Aon Hewitt released the “2011 Employer Corporate Exchange Survey” on the eve of the Health Care Reform Act’s two year anniversary, which is March 23, 2010.
The Center for Democracy and Technology’s (CDT) Deven McGraw tells Insurance Networking News, “Employers are trying to create a group purchasing option where the corporate exchange would be able to negotiate lower rates from insurers by bringing a group of employers to the table. They are negotiating as a group of employers rather than just one employer, which gives them power in numbers.”
Of the 562 employers surveyed nationwide, 72 percent are very or somewhat interested in exploring if a corporate exchange model can be an effective long-term solution for managing the cost of an employee health plan.
“On the insurance side, this is potentially a great way to access a population that tends to be healthier,” says McGraw who is CDT’s health privacy project director in Washington, D.C.
Corporate or private exchanges solicit group-specific insured rates while the employer determines the contribution for employees to use in purchasing coverage. The employee then picks a coverage level and insurance network based on health needs, employer contribution, provider network participation and risk tolerance. “Corporate exchanges are getting a head start and from a consumer point of view, it’s a good thing if more people get access to health care,” says McGraw.
The ability to reduce costs was among the most important features for employers when considering a corporate exchange at 86 percen,t compared to improving access to quality health plans at 45 percent and increasing health care choices at 43 percent.
“The win-win is if pooling employers together in a private exchange results in the same level of care at the same cost while maximizing savings and keeping costs at a minimum,” says McGraw.
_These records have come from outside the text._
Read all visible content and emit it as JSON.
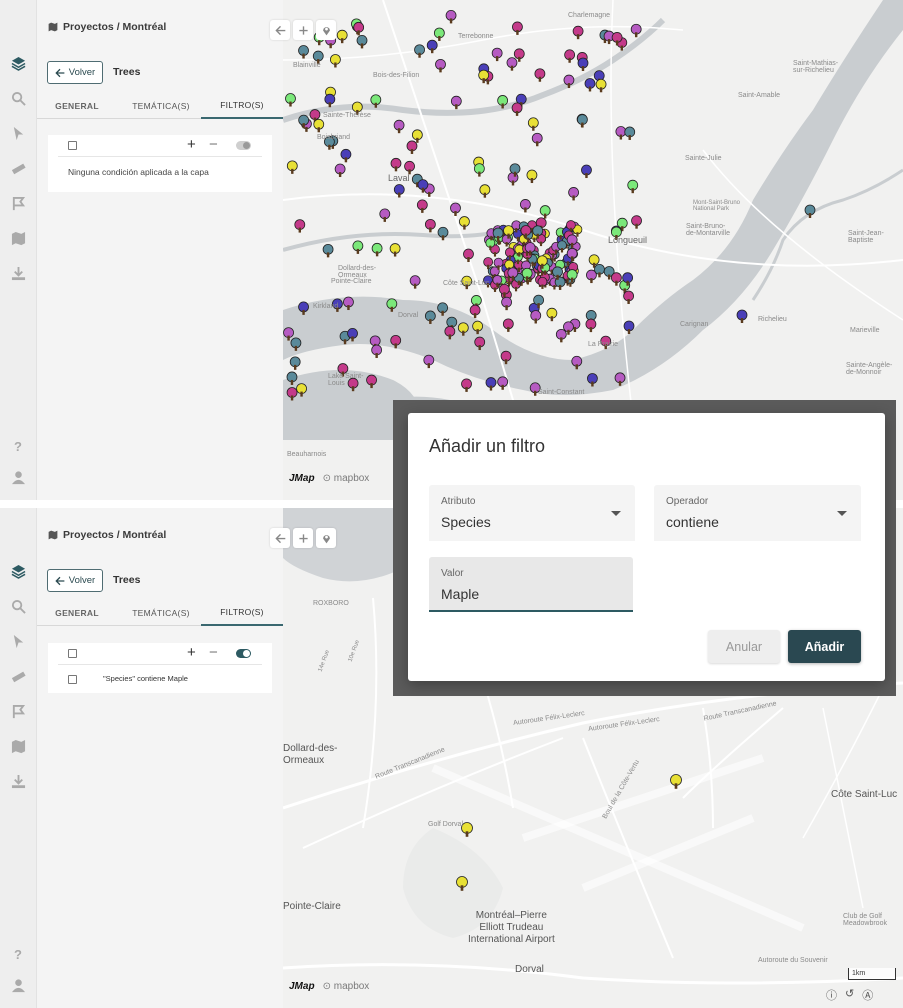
{
  "breadcrumb": "Proyectos / Montréal",
  "back_label": "Volver",
  "layer_name": "Trees",
  "tabs": {
    "general": "GENERAL",
    "tematica": "TEMÁTICA(S)",
    "filtros": "FILTRO(S)"
  },
  "top_panel": {
    "empty_message": "Ninguna condición aplicada a la capa"
  },
  "bottom_panel": {
    "condition": "\"Species\" contiene Maple"
  },
  "map_brand": {
    "jmap": "JMap",
    "mapbox": "mapbox"
  },
  "top_map_labels": {
    "terrebonne": "Terrebonne",
    "charlemagne": "Charlemagne",
    "blainville": "Blainville",
    "bois_des_filion": "Bois-des-Filion",
    "saint_mathias": "Saint-Mathias-\nsur-Richelieu",
    "sainte_therese": "Sainte-Thérèse",
    "boisbriand": "Boisbriand",
    "saint_amable": "Saint-Amable",
    "laval": "Laval",
    "sainte_julie": "Sainte-Julie",
    "saint_jean_baptiste": "Saint-Jean-\nBaptiste",
    "mont_saint_bruno": "Mont-Saint-Bruno\nNational Park",
    "saint_bruno": "Saint-Bruno-\nde-Montarville",
    "longueuil": "Longueuil",
    "dollard": "Dollard-des-\nOrmeaux",
    "pointe_claire": "Pointe-Claire",
    "cote_saint_luc": "Côte Saint-Luc",
    "kirkland": "Kirkland",
    "dorval": "Dorval",
    "carignan": "Carignan",
    "richelieu": "Richelieu",
    "marieville": "Marieville",
    "la_prairie": "La Prairie",
    "lake_saint_louis": "Lake Saint-\nLouis",
    "saint_constant": "Saint-Constant",
    "beauharnois": "Beauharnois",
    "sainte_angele": "Sainte-Angèle-\nde-Monnoir"
  },
  "bottom_map_labels": {
    "roxboro": "ROXBORO",
    "rue14": "14e Rue",
    "rue10": "10e Rue",
    "dollard": "Dollard-des-\nOrmeaux",
    "pointe_claire": "Pointe-Claire",
    "cote_saint_luc": "Côte Saint-Luc",
    "airport": "Montréal–Pierre\nElliott Trudeau\nInternational Airport",
    "dorval": "Dorval",
    "golf_dorval": "Golf Dorval",
    "club_golf": "Club de Golf\nMeadowbrook",
    "autoroute_felix": "Autoroute Félix-Leclerc",
    "route_trans": "Route Transcanadienne",
    "autoroute_souvenir": "Autoroute du Souvenir",
    "boul_cote_vertu": "Boul de la Côte-Vertu"
  },
  "dialog": {
    "title": "Añadir un filtro",
    "attribute_label": "Atributo",
    "attribute_value": "Species",
    "operator_label": "Operador",
    "operator_value": "contiene",
    "value_label": "Valor",
    "value_value": "Maple",
    "cancel": "Anular",
    "add": "Añadir"
  },
  "scale": "1km",
  "colors": {
    "accent": "#2d5a62",
    "button_dark": "#2a4851",
    "tree_yellow": "#e8e035",
    "tree_purple": "#b65bc2",
    "tree_blue": "#4a3fb8",
    "tree_magenta": "#c43a8a",
    "tree_green": "#7be87a",
    "tree_teal": "#5a8a9a"
  }
}
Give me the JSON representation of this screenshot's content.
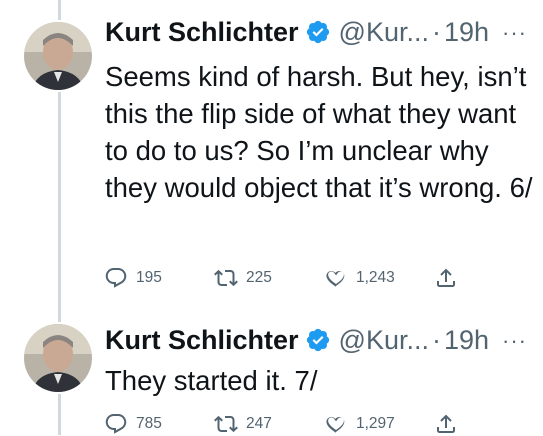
{
  "tweets": [
    {
      "author_name": "Kurt Schlichter",
      "handle": "@Kur...",
      "separator": "·",
      "time": "19h",
      "more": "···",
      "text": "Seems kind of harsh. But hey, isn’t this the flip side of what they want to do to us? So I’m unclear why they would object that it’s wrong. 6/",
      "replies": "195",
      "retweets": "225",
      "likes": "1,243"
    },
    {
      "author_name": "Kurt Schlichter",
      "handle": "@Kur...",
      "separator": "·",
      "time": "19h",
      "more": "···",
      "text": "They started it. 7/",
      "replies": "785",
      "retweets": "247",
      "likes": "1,297"
    }
  ],
  "icons": {
    "verified": "verified-badge-icon",
    "reply": "reply-icon",
    "retweet": "retweet-icon",
    "like": "heart-icon",
    "share": "share-icon"
  },
  "colors": {
    "verified": "#1d9bf0",
    "text": "#0f1419",
    "secondary": "#536471",
    "thread_line": "#cfd9de"
  }
}
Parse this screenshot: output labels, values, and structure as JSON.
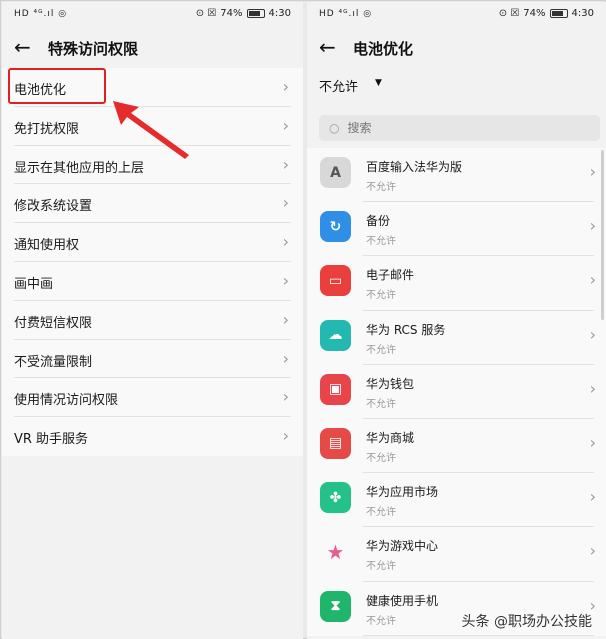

Although insurers are not required to participate in public exchanges, the expectation is that small business insurers will do so in 2014 and larger employers subsequently in 2017.
“If the employer market finds private exchanges to be more effective at getting employee health coverage at a lower cost, that could result in a skimming of more healthy enrollees that might otherwise have been part of the public exchange,” concludes McGraw. “But it's also possible that the larger public exchanges will still offer sufficient business opportunities for insurers so that it won't matter if some of the large employers seek coverage through private exchanges in lieu of coming into the public exchanges in 2017. It's too early to tell.”